How can I solve Laplace Tranformation of $1/s^{5/2}$?

Question

I have just started Laplace Transformation

And I came across a problem which contains $1/s^{5/2}$

How to solve it?
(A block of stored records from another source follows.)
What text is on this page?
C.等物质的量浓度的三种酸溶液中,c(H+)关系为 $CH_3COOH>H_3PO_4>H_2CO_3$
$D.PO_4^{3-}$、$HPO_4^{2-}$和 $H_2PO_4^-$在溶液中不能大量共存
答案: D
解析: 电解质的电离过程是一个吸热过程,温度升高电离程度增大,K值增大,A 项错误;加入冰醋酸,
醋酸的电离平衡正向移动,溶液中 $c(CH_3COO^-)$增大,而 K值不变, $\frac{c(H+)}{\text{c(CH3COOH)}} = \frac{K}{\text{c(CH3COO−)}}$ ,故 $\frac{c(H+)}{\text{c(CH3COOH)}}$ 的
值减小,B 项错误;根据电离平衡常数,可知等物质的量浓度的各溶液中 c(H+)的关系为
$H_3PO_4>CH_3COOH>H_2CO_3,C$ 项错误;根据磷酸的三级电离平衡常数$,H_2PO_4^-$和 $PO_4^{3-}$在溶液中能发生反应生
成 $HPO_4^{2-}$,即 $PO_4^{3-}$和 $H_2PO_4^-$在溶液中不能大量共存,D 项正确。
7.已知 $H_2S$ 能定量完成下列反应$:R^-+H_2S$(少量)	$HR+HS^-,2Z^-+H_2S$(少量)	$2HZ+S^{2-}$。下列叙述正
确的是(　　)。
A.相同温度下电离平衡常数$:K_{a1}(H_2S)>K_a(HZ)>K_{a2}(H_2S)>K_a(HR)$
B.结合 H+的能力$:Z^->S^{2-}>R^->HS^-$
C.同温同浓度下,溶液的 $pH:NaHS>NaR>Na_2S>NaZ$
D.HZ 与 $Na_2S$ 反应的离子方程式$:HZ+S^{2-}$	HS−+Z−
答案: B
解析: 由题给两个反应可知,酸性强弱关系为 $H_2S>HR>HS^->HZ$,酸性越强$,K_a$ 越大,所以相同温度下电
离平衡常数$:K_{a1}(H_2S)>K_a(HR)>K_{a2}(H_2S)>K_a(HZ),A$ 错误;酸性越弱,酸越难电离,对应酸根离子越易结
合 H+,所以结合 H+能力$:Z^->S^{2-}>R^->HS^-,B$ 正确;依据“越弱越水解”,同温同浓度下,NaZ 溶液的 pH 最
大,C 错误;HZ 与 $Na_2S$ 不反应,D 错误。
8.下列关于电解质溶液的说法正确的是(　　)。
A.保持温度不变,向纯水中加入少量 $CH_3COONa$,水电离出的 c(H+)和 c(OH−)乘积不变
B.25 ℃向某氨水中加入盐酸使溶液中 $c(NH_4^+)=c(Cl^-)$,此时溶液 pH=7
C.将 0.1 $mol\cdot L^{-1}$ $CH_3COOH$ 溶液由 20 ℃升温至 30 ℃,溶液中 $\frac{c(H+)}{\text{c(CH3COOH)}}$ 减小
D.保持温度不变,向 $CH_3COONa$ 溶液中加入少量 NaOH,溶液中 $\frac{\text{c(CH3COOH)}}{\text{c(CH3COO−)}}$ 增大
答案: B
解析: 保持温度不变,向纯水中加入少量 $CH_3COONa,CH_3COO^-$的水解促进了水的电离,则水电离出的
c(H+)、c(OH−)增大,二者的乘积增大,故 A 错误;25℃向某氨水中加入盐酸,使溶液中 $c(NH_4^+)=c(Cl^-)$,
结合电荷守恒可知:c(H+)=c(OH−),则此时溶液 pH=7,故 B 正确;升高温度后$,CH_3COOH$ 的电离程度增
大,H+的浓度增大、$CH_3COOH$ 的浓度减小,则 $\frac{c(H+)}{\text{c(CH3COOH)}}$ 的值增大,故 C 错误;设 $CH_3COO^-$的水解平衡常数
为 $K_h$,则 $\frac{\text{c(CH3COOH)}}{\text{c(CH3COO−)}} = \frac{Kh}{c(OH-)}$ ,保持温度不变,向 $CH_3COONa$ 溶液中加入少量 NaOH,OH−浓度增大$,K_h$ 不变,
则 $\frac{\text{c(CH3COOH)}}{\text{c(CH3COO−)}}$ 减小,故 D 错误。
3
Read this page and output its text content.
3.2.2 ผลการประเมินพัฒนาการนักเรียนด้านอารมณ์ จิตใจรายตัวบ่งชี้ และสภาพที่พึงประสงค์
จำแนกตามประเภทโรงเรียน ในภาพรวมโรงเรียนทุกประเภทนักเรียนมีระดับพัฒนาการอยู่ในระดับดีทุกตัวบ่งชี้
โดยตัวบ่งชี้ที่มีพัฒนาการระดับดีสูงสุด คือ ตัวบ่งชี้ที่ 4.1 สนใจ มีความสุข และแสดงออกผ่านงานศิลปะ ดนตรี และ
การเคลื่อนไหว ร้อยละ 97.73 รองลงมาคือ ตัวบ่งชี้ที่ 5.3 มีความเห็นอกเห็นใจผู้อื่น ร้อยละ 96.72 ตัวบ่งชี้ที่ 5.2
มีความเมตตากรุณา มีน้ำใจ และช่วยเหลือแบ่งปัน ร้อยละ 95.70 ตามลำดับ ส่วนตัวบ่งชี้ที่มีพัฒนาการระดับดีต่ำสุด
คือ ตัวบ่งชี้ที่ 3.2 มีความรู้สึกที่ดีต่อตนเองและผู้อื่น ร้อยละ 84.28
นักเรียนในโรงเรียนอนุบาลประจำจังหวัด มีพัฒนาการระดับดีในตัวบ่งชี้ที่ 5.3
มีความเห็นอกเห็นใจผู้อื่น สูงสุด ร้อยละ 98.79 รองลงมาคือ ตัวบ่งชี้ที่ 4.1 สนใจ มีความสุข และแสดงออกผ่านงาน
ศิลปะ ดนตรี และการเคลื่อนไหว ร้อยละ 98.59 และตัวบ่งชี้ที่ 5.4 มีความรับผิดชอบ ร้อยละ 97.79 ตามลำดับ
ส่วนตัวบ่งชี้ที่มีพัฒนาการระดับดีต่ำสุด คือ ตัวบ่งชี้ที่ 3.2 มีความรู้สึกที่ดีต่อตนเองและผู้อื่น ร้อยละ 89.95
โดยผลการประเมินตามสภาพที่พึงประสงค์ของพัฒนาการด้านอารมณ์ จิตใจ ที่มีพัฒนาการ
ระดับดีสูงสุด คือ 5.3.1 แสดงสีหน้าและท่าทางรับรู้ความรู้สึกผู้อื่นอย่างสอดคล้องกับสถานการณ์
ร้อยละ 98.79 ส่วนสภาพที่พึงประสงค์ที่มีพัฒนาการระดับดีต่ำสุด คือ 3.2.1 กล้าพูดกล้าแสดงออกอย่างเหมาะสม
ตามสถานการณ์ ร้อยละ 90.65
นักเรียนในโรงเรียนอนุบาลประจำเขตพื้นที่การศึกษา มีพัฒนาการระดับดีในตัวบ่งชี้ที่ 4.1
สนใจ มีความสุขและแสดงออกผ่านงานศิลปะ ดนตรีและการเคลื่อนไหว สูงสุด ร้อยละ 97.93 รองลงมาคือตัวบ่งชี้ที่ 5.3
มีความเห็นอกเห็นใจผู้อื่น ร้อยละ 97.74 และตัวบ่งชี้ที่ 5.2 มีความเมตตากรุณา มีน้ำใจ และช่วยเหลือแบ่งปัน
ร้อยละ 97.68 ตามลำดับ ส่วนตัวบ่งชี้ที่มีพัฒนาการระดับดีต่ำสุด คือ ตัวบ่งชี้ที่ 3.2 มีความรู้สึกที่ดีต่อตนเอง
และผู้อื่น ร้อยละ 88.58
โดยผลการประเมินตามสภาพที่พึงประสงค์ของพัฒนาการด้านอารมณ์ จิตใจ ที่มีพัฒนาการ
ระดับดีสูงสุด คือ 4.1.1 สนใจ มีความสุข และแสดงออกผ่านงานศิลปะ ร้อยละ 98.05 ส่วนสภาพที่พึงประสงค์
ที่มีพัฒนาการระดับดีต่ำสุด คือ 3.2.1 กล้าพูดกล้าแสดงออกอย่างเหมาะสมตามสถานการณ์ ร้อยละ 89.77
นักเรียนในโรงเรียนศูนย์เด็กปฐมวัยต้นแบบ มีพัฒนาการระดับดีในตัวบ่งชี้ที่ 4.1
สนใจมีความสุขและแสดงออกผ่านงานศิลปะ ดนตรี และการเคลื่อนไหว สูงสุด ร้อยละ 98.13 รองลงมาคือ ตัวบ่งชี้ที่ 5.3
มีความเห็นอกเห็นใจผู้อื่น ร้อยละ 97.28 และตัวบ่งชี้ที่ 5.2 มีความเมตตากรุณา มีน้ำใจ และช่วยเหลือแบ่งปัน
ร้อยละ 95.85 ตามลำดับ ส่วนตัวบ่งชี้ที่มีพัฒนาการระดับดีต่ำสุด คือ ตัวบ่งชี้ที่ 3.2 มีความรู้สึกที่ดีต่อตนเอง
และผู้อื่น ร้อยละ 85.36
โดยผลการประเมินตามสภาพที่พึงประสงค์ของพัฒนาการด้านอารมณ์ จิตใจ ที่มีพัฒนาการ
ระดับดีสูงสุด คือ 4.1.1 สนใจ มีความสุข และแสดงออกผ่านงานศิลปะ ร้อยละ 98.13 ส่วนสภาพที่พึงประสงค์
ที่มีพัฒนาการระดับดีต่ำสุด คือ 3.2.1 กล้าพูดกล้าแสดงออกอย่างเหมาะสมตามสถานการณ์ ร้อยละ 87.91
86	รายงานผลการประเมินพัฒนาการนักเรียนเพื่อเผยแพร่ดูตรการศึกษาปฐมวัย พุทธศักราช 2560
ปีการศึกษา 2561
I know $\mathcal L\{t^n\}= n!/s^{n+1}$

Please say how to solve it.

Answer 1

Using TravorLZH's idea we have for $x>-1$,

\begin{align*} \mathcal{L}\{t^x\}&=\int_0^\infty t^xe^{-st}dt,\quad\text{doing }u=st\\ &=\int_0^\infty \left(\frac{u}{s}\right)^xe^{-u}\frac{du}{s}\\ &=\frac{1}{s^{x+1}}\int_0^\infty u^xe^{-u}du\\ &=\frac{\Gamma(x+1)}{s^{x+1}} \end{align*}

Taking $x+1=5/2\Rightarrow x=3/2$. We have $$ \mathcal{L}\{t^{3/2}\}=\frac{\Gamma(3/2)}{s^{5/2}}=\frac{\frac{3}{2}\cdot\frac{1}{2}\cdot\Gamma(1/2)}{s^{5/2}}=\frac{3}{4}\cdot\sqrt\pi\cdot\frac{1}{s^{5/2}} $$ Therefore it is easy to conclude that $$ \mathcal{L}^{-1}\left\{\frac{1}{s^{5/2}}\right\}=\frac{4\cdot t^{3/2}}{3\cdot\sqrt\pi}. $$